I leader di oggi non ascoltano i consigli di chi dissente e preferiscono il pensiero unico. Perciò sono destinati a vita breve

Non vorrei travisare Giorgetti, né recargli danno. Ma mi ha colpito quel riflesso condizionato di alcuni suoi censori che hanno pensato bene di paragonarlo al sottoscritto, o a Casini, o a Fini, o ad Alfano, secondo l’ordine cronologico delle rispettive prese di distanza da una certa idea di governo. Un brusco richiamo all’ordine che a tutti i costi pretende di fargli vestire panni non suoi e magari di destinarlo prima o poi a un fedifrago allontanamento dalla sua casa madre.

E invece si dovrebbe riconoscere, e perfino apprezzare, proprio il fatto di non essere tutti uguali, e di seguire ognuno di noi un percorso che può essere ovviamente più o meno condiviso ma che non andrebbe mai omologato. Tantomeno bollandolo con il marchio del sospetto e/o dell’equivoco.

Ognuno di noi, a suo tempo, ha cercato di realizzare un disegno. Uno diverso dall’altro. Giorgetti a sua volta esprime una convinzione che non ha affatto tutta questa somiglianza con i nomi evocati prima (peraltro non proprio fatti con lo stampino, come si sa). E se a volte a qualcuno è capitato di indossare i panni della coscienza critica, ognuno lo ha fatto a modo suo, secondo convinzioni e circostanze che non si possono assimilare come fossero prodotti identici appena usciti dalla stessa catena di montaggio.

Esiste nella vita, e tanto più nella vita pubblica, una cosa chiamata dialettica. E cioè un pensare con la propria testa, se del caso contraddicendo l’andazzo seguito dai propri compagni e anche, e tanto più, dai propri condottieri.
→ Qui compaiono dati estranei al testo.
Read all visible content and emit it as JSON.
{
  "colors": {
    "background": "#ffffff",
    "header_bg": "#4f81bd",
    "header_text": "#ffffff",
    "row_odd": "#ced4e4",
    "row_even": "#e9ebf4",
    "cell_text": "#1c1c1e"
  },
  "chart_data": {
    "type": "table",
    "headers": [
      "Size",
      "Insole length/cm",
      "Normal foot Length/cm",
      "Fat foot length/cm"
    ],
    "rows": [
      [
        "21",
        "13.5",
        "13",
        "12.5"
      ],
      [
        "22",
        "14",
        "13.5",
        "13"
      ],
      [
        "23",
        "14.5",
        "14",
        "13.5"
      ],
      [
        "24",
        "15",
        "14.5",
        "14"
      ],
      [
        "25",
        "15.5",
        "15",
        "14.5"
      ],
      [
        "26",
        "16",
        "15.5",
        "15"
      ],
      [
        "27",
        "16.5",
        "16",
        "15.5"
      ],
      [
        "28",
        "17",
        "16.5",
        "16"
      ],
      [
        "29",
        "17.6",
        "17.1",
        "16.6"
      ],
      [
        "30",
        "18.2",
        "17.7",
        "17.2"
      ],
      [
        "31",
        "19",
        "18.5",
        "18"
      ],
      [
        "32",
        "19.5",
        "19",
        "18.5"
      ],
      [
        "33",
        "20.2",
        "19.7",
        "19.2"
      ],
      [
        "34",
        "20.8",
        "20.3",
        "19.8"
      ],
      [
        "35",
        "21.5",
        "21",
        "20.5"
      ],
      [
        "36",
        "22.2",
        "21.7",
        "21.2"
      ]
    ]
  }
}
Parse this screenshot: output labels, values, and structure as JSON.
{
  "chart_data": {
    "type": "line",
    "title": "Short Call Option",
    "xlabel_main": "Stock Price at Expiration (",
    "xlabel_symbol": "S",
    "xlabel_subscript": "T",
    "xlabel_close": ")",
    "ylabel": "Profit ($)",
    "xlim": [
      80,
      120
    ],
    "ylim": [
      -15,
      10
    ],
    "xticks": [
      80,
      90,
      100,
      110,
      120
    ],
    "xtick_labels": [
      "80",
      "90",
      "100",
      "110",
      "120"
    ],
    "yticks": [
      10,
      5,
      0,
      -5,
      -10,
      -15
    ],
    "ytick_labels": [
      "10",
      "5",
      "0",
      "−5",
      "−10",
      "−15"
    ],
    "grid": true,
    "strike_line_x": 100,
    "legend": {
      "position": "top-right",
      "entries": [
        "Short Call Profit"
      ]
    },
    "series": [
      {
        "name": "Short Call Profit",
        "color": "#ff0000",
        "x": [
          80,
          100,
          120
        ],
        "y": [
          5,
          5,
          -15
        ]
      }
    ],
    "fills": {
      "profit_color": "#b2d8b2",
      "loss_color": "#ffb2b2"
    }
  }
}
La cosa può dare fastidio e può non essere condivisa, è ovvio. Ma catalogare ogni pensiero difforme alla voce tradimento, o congiura, o manovra da basso impero, è solo un modo per zittire ogni confronto, richiamando bruscamente all’ordine chi ha solo deciso di correre il rischio di cantare fuori dal coro.

Ora, dal punto di vista leghista può aver ragione Giorgetti che non ha apprezzato i candidati sindaci, tifa oltremodo per Draghi e si tiene a distanza dallo spirito del “salvinismo” assai più di lotta che di governo. Oppure al contrario può aver ragione il fu-Capitano che magari si aspetta un briciolo di solidarietà in più in un momento non facile del suo percorso politico. Questione di punti di vista, ovviamente. Tutti leciti e tutti discutibili. Senza bisogno però né di deformarli né di demonizzarli.

Il punto è che il caso Giorgetti non parla solo di baruffe leghiste. Parla di tutti i partiti dei giorni nostri. Ci ricorda che essi sono diventati luoghi dell’allineamento e non della discussione. E che se qualcuno ne viola i codici è assai facile che ne venga messo alla porta, o almeno messo alla berlina. Tutte cose che a Giorgetti non succederanno. Ma che suonano come monito a chi volesse mai impugnare la bandiera del dissenso in luoghi nei quali, a differenza che nel passato, viene pretesa ubbidienza.

I vecchi leader di una volta non erano meno votati al potere. Ma esercitavano il comando con un certo discernimento, distinguendo tra un’obiezione e l’altra e all’occorrenza facendosi forti perfino delle avversità che incontravano. Così, la dialettica nei partiti finiva per ampliare lo spettro del loro elettorato, e le diverse opinioni concorrevano a rendere meno banale il confronto che vi si svolgeva. Non era magnanimità in purezza. Era un modo di intendere la politica capace di farsi forte anche delle difficoltà che incontrava. E se questo mondo è durato cinquant’anni e più, è segno che qualche merito doveva pur averlo.

Oggi vige piuttosto il richiamo al pensiero unico. Tanti pensieri unici per quanto sono i partiti, ridotti all’ossequio del capo e alla denigrazione del dissenso. Ma è proprio questo moto di insofferenza verso il proprio vicino che infine condanna le forze politiche a una vita grama e i loro condottieri a una vita breve.

Detto questo, vorrei rassicurare. Giorgetti non ha predecessori. A lui auguro semmai di avere qualche successore.